I recently saw an example of this in a book review. A reviewer took Author X to task because her female main-character pressed her right to rule her own territories. “How dare the author suggest,” and I am paraphrasing here, “that a woman in the Middle Ages would assert such authority, or would even have the desire to rule in her own right!” The reviewer went on to castigate Author X for imposing modern feminist ideas on long dead women. But the truth is plenty of women held territory (and titles) in their own right during the time period of the author’s book. The reviewer was just wrong—likely because he/she had never heard of such women. I remember wondering what said reviewer would make of the fact that my main characters’ uncle, Thomas of Savoy, was Count of Flanders only by marriage and lost that title when his wife died and her title passed to her SISTER. My guess is the particular reviewer would think that bit of history was made-up, feminist-revisionism as well.
It is time to recognize, as consumers of history and historical fiction, that women have filled many, varied, roles throughout the centuries—even if we haven’t always heard about them.

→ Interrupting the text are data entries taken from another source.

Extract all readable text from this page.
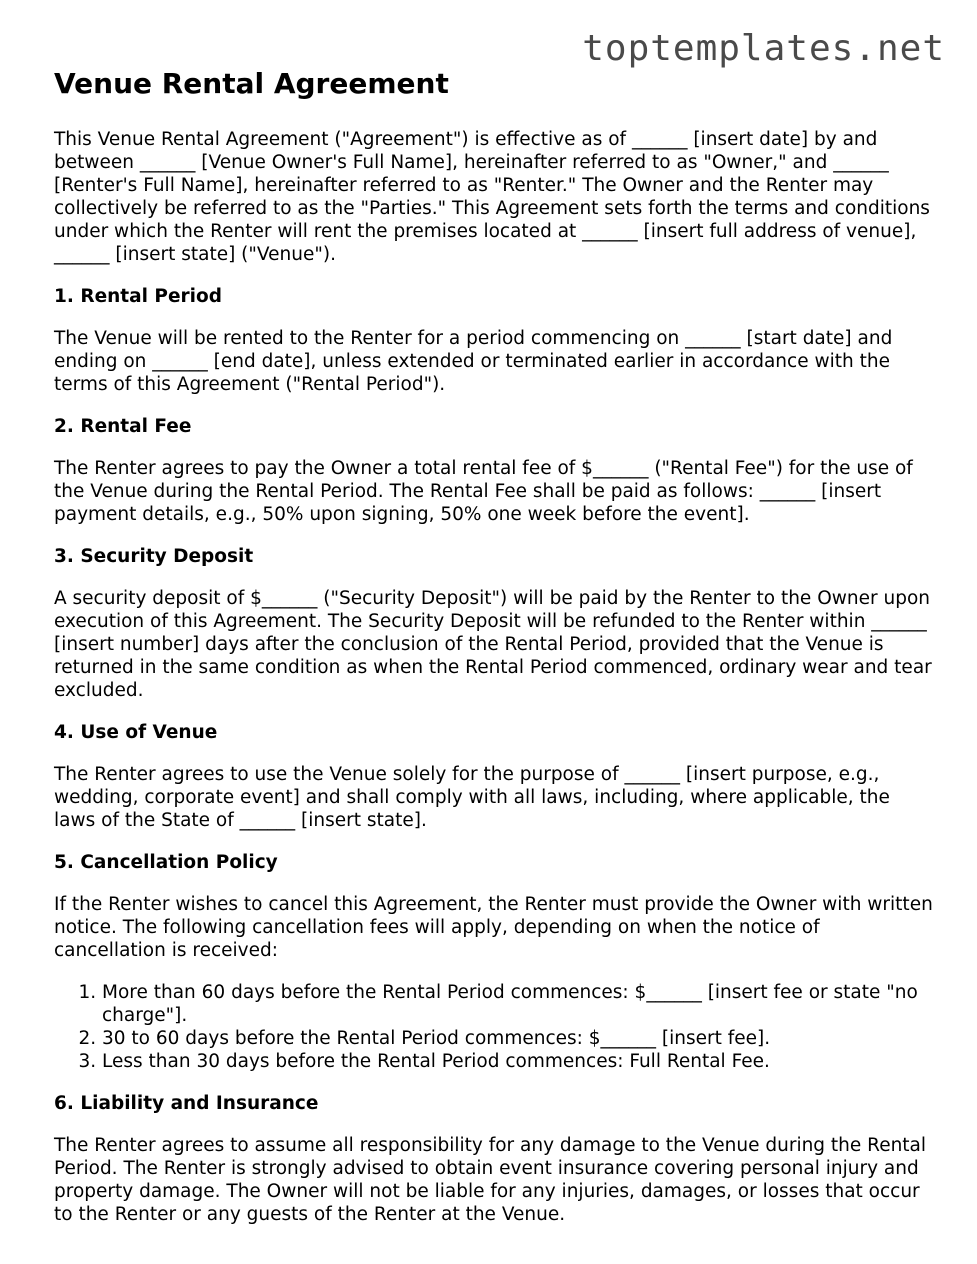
toptemplates.net
Venue Rental Agreement

This Venue Rental Agreement ("Agreement") is effective as of ______ [insert date] by and between ______ [Venue Owner's Full Name], hereinafter referred to as "Owner," and ______ [Renter's Full Name], hereinafter referred to as "Renter." The Owner and the Renter may collectively be referred to as the "Parties." This Agreement sets forth the terms and conditions under which the Renter will rent the premises located at ______ [insert full address of venue], ______ [insert state] ("Venue").

1. Rental Period

The Venue will be rented to the Renter for a period commencing on ______ [start date] and ending on ______ [end date], unless extended or terminated earlier in accordance with the terms of this Agreement ("Rental Period").

2. Rental Fee

The Renter agrees to pay the Owner a total rental fee of $______ ("Rental Fee") for the use of the Venue during the Rental Period. The Rental Fee shall be paid as follows: ______ [insert payment details, e.g., 50% upon signing, 50% one week before the event].

3. Security Deposit

A security deposit of $______ ("Security Deposit") will be paid by the Renter to the Owner upon execution of this Agreement. The Security Deposit will be refunded to the Renter within ______ [insert number] days after the conclusion of the Rental Period, provided that the Venue is returned in the same condition as when the Rental Period commenced, ordinary wear and tear excluded.

4. Use of Venue

The Renter agrees to use the Venue solely for the purpose of ______ [insert purpose, e.g., wedding, corporate event] and shall comply with all laws, including, where applicable, the laws of the State of ______ [insert state].

5. Cancellation Policy

If the Renter wishes to cancel this Agreement, the Renter must provide the Owner with written notice. The following cancellation fees will apply, depending on when the notice of cancellation is received:

1. More than 60 days before the Rental Period commences: $______ [insert fee or state "no charge"].
2. 30 to 60 days before the Rental Period commences: $______ [insert fee].
3. Less than 30 days before the Rental Period commences: Full Rental Fee.
6. Liability and Insurance

The Renter agrees to assume all responsibility for any damage to the Venue during the Rental Period. The Renter is strongly advised to obtain event insurance covering personal injury and property damage. The Owner will not be liable for any injuries, damages, or losses that occur to the Renter or any guests of the Renter at the Venue.
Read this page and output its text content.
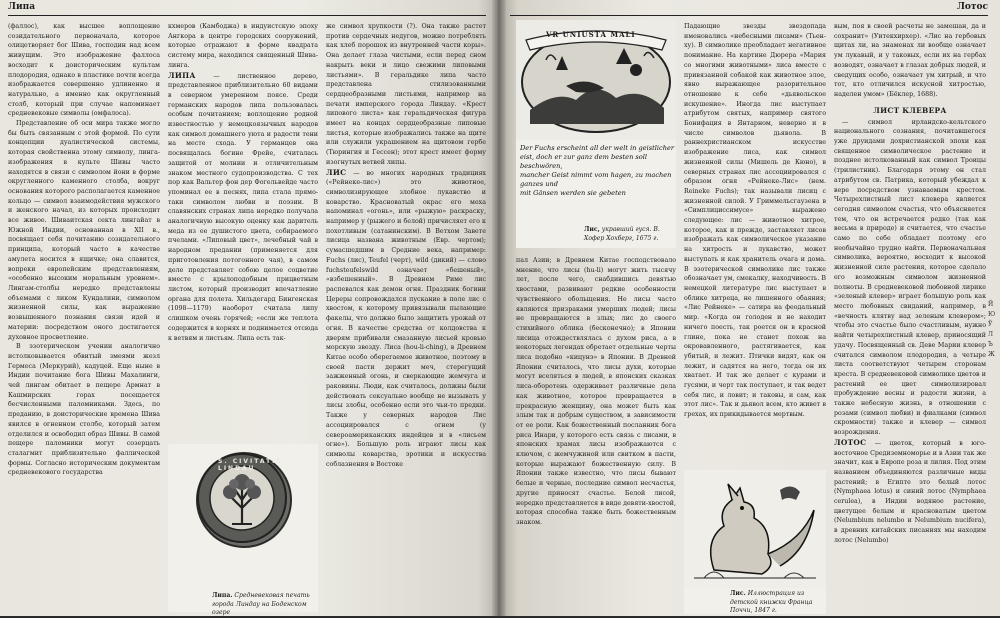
Липа

(фаллос), как высшее воплощение созидательного первоначала, которое олицетворяет бог Шива, господин над всем живущим. Это изображение фаллоса восходит к доисторическим культам плодородия, однако в пластике почти всегда изображается совершенно удлиненно и натурально, а именно как округленный столб, который при случае напоминает средневековые символы (омфалоса).

Представление об оси мира также могло бы быть связанным с этой формой. По сути концепции дуалистической системы, которая свойственна этому символу, линга-изображения в культе Шивы часто находятся в связи с символом йони в форме округленного каменного столба, вокруг основания которого располагается каменное кольцо — символ взаимодействия мужского и женского начал, из которых происходит все живое. Шиваитская секта лингайат в Южной Индии, основанная в XII в., посвящает себя почитанию созидательного принципа, который часто в качестве амулета носится в ящичке; она славится, вопреки европейским представлениям, «особенно высоким моральным уровнем». Лингам-столбы нередко представлены объемами с ликом Кундалини, символом жизненной силы, как выражение возвышенного познания связи идей и материи: посредством оного достигается духовное просветление.

В эзотерическом учении аналогично истолковывается обвитый змеями жезл Гермеса (Меркурий), кадуцей. Еще ныне в Индии почитание бога Шивы Махалинги, чей лингам обитает в пещере Армнат в Кашмирских горах посещается бесчисленными паломниками. Здесь, по преданию, в доисторические времена Шива явился в огненном столбе, который затем отделился и освободил образ Шивы. В самой пещере паломники могут созерцать сталагмит приблизительно фаллической формы. Согласно историческим документам средневекового государства

кхмеров (Камбоджа) в индуистскую эпоху Ангкора в центре городских сооружений, которые отражают в форме квадрата систему мира, находился священный Шива-линга.

ЛИПА	— лиственное дерево, представленное приблизительно 60 видами в северном умеренном поясе. Среди германских народов липа пользовалась особым почитанием; воплощение родной известностью у немецкоязычных народов как символ домашнего уюта и радости тени на месте схода. У германцев она посвящалась богине Фрейе, считалась защитой от молнии и отличительным знаком местного судопроизводства. С тех пор как Вальтер фон дер Фогельвейде часто упоминал ее в песнях, липа стала прямо-таки символом любви и поэзии. В славянских странах липа нередко получала аналогичную высокую оценку как даритель меда из ее душистого цвета, собираемого пчелами. «Липовый цвет», лечебный чай в народном предании (применяется для приготовления потогонного чая), в самом деле представляет собою целое соцветие вместе с крылоподобным прицветным листом, который производит впечатление органа для полета. Хильдегард Бингенская (1098—1179) наоборот считала липу слишком очень горячей; «если же теплота содержится в корнях и поднимается отсюда к ветвям и листьям. Липа есть так-
S. CIVITATIS LINDAU
Липа. Средневековая печать города Линдау на Боденском озере

же символ хрупкости (?). Она также растет против сердечных недугов, можно потреблять как хлеб порошок из внутренней части коры». Она делает глаза чистыми, если перед сном накрыть веки и лицо свежими липовыми листьями». В геральдике липа часто представлена стилизованными сердцеобразными листьями, например на печати имперского города Линдау. «Крест липового листа» как геральдическая фигура имеет на концах сердцеобразные липовые листья, которые изображались также на щите или служили украшением на щитовом гербе (Тюрингия и Гессен); этот крест имеет форму изогнутых ветвей липы.

ЛИС — во многих народных традициях («Рейнеке-лис») это животное, символизирующее злобное лукавство и коварство. Красноватый окрас его меха напоминал «огонь», или «рыжую» раскраску, например у (рыжего и белой) причисляет его к похотливым (сатанинским). В Ветхом Завете лисица названа животным (Евр. чертом); сумасшедшим в Средние века, например: Fuchs (лис), Teufel (черт), wild (дикий) — слово fuchsteufelswild означает «бешеный», «взбешенный». В Древнем Риме лис распевался как демон огня. Праздник богини Цереры сопровождался пускание в поле лис с хвостом, к которому привязывали пылающие факелы, что должно было защитить урожай от огня. В качестве средства от колдовства к дверям прибивали смазанную лисьей кровью морскую звезду. Лиса (hou-li-ching), в Древнем Китае особо оберегаемое животное, поэтому в своей пасти держит меч, стерегущий зажженный огонь, и сверкающие жемчуга и раковины. Люди, как считалось, должны были действовать сексуально вообще не вызывать у лисы злобы, особенно если это чьи-то предки. Также у северных народов Лис ассоциировался с огнем (у североамериканских индейцев и в «лисьем огне»). Большую роль играют лисы как символы коварства, эротики и искусства соблазнения в Востоке
Лотос
VR UNIUSTA MALI
Der Fuchs erscheint all der welt in geistlicher
eist, doch er zur ganz dem besten soll beschwören,
mancher Geist nimmt vom hagen, zu machen ganzes und
mit Gänsen werden sie gebeten
Лис, укравший гуся. В. Хофер Хохберг, 1675 г.

пал Азии; в Древнем Китае господствовало мнение, что лисы (hu-li) могут жить тысячу лет, после чего, снабдившись девятью хвостами, развивают редкие особенности чувственного обольщения. Не лисы часто являются призраками умерших людей; лисы не превращаются в злых; лис до своего стихийного облика (бесконечно); в Японии лисица отождествлялась с духом риса, а в некоторых легендах обретает отдельные черты лиса подобно «кицунэ» в Японии. В Древней Японии считалось, что лисы духи, которые могут вселяться в людей, в японских сказках лиса-оборотень одерживает различные дела как животное, которое превращается в прекрасную женщину, она может быть как злым так и добрым существом, в зависимости от ее роли. Как божественный посланник бога риса Инари, у которого есть связь с лисами, в японских храмах лисы изображаются с ключом, с жемчужиной или свитком в пасти, которые выражают божественную силу. В Японии также известно, что лисы бывают белые и черные, последние символ несчастья, другие приносят счастье. Белой лисой, нередко представляется в виде девяти-хвостой, которая способна также быть божественным знаком.

Падающие звезды звездопада именовались «небесными лисами» (Тьен-ху). В символике преобладает негативное понимание. На картине Дюрера «Мария со многими животными» лиса вместе с привязанной собакой как животное злое, явно выражающее разорительное отношение к себе «дьявольское искушение». Иногда лис выступает атрибутом святых, например святого Бонифация в Янтарном, неверно и в числе символов дьявола. В раннехристианском искусстве изображение лиса, как символ жизненной силы (Мишель де Кюно), в северных странах лис ассоциировался с образом огня «Рейнеке-Лис» (нем. Reineke Fuchs); так называли лисиц с жизненной силой. У Гриммельсгаузена в «Симплициссимусе» выражено следующее: лис — животное хитрое, которое, как и прежде, заставляет лисов изображать как символическое указание на хитрость и лукавство, может выступать и как хранитель очага и дома. В эзотерической символике лис также обозначает ум, смекалку, находчивость. В немецкой литературе лис выступает в облике хитреца, не лишенного обаяния; «Лис Рейнеке» — сатира на феодальный мир. «Когда он голоден и не находит ничего поесть, так роется он в красной глине, пока не станет похож на окровавленного, растягивается, как убитый, и лежит. Птички видят, как он лежит, и садятся на него, тогда он их хватает. И так же делает с курами и гусями, и черт так поступает, и так ведет себя лис, и ловит; и таковы, и сам, как этот лис». Так и дьявол всем, кто живет в грехах, их прикидывается мертвым.

Лис. Иллюстрация из детской книжки Франца Поччи, 1847 г.

вым, поя в своей расчеты не замешан, да и сохранит» (Уитекхирхер). «Лис на гербовых щитах ли, на знаменах ли вообще означает ум лукавый, и у таковых, если их на гербах возводят, означает в глазах добрых людей, и сведущих особо, означает ум хитрый, и что тот, кто отличился искусной хитростью, наделен умом» (Бёклер, 1688).

ЛИСТ КЛЕВЕРА

— символ ирландско-кельтского национального сознания, почитавшегося уже друидами дохристианской эпохи как священное символическое растение и позднее истолкованный как символ Троицы (трилистник). Благодаря этому он стал атрибутом св. Патрика, который убеждал к вере посредством узнаваемым крестом. Четырехлистный лист клевера является сегодня символом счастья, что объясняется тем, что он встречается редко (так как весьма в природе) и считается, что счастье само по себе обладает поэтому его необычайно трудно найти. Первоначальная символика, вероятно, восходит к высокой жизненной силе растения, которое сделало его возможным символом жизненной полноты. В средневековой любовной лирике «зеленый клевер» играет большую роль как место любовных свиданий, например, в «вечность клятву над зеленым клевером»; чтобы это счастье было счастливым, нужно найти четырехлистный клевер, приносящий удачу. Посвященный св. Деве Марии клевер считался символом плодородия, а четыре листа соответствуют четырем сторонам креста. В средневековой символике цветов и растений ее цвет символизировал пробуждение весны и радости жизни, а также небесную жизнь, в отношении с розами (символ любви) и фиалками (символ скромности) также и клевер — символ возрождения.

ЛОТОС — цветок, который в юго-восточное Средиземноморье и в Азии так же значит, как в Европе роза и лилия. Под этим названием объединяются различные виды растений; в Египте это белый лотос (Nymphaea lotus) и синий лотос (Nymphaea cerulea), в Индии водяное растение, цветущее белым и красноватым цветом (Nelumbium nelumbo и Nelumbium nucifera), в древних китайских писаниях мы находим лотос (Nelumbo)
Й Ю Ў Л Ъ Ж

Some women did extra-ordinary things with those roles (e.g. just like male rulers, some female rulers were better at it than others), but the fact women held such roles wasn’t, in and of itself, necessarily as extraordinary as modern audiences seem to think. In each period of history we need to look at the specific facts rather than relying on broad assumptions. For example, to assume things were necessarily better for women later in history than they were earlier is to incorrectly posit a linear progression in women’s rights and opportunities.
I am happy to say that, imo, there’s a lot of really wonderful historical fiction celebrating women who have been historically overlooked these days. There are also fabulous books that examine “big name” historical women in new ways—as more than “ornaments of royal courts” or “mothers of kings.” Personally, I am very interested in telling the stories of women who are more obscure than they deserve to be. Probably because of that darned postcard. When I stumbled upon a footnote in a history of Notre Dame de Paris about Marguerite of Provence (her image is carved over Notre Dame’s Portal Rouge) and her sisters I had a Belva Lockwood moment. Clearly these young women (all of whom made significant political marriages) were celebrities of the High Middle Ages. Marguerite and Eleanor were the queens of France andEngland for heaven’s sake! Yet I had never heard of them. I made up my mind right then to tell their story.
I wish Professor T was alive today. I’d send him a copy of my book and I’d put the Belva Lockwood postcard in it—as an excellent bookmark and a thank you of sorts.
November 27th1252: Louis IX of France’s beloved mother, Blanche of Castile, dies. On her deathbed she “takes the veil” wearing it over her crown.
It will take months for the French King (who is on crusade and moving from place to place in the Holy Land) to hear of the Dowager Queen’s death. Unlike Louis, Marguerite will not be saddened by the news.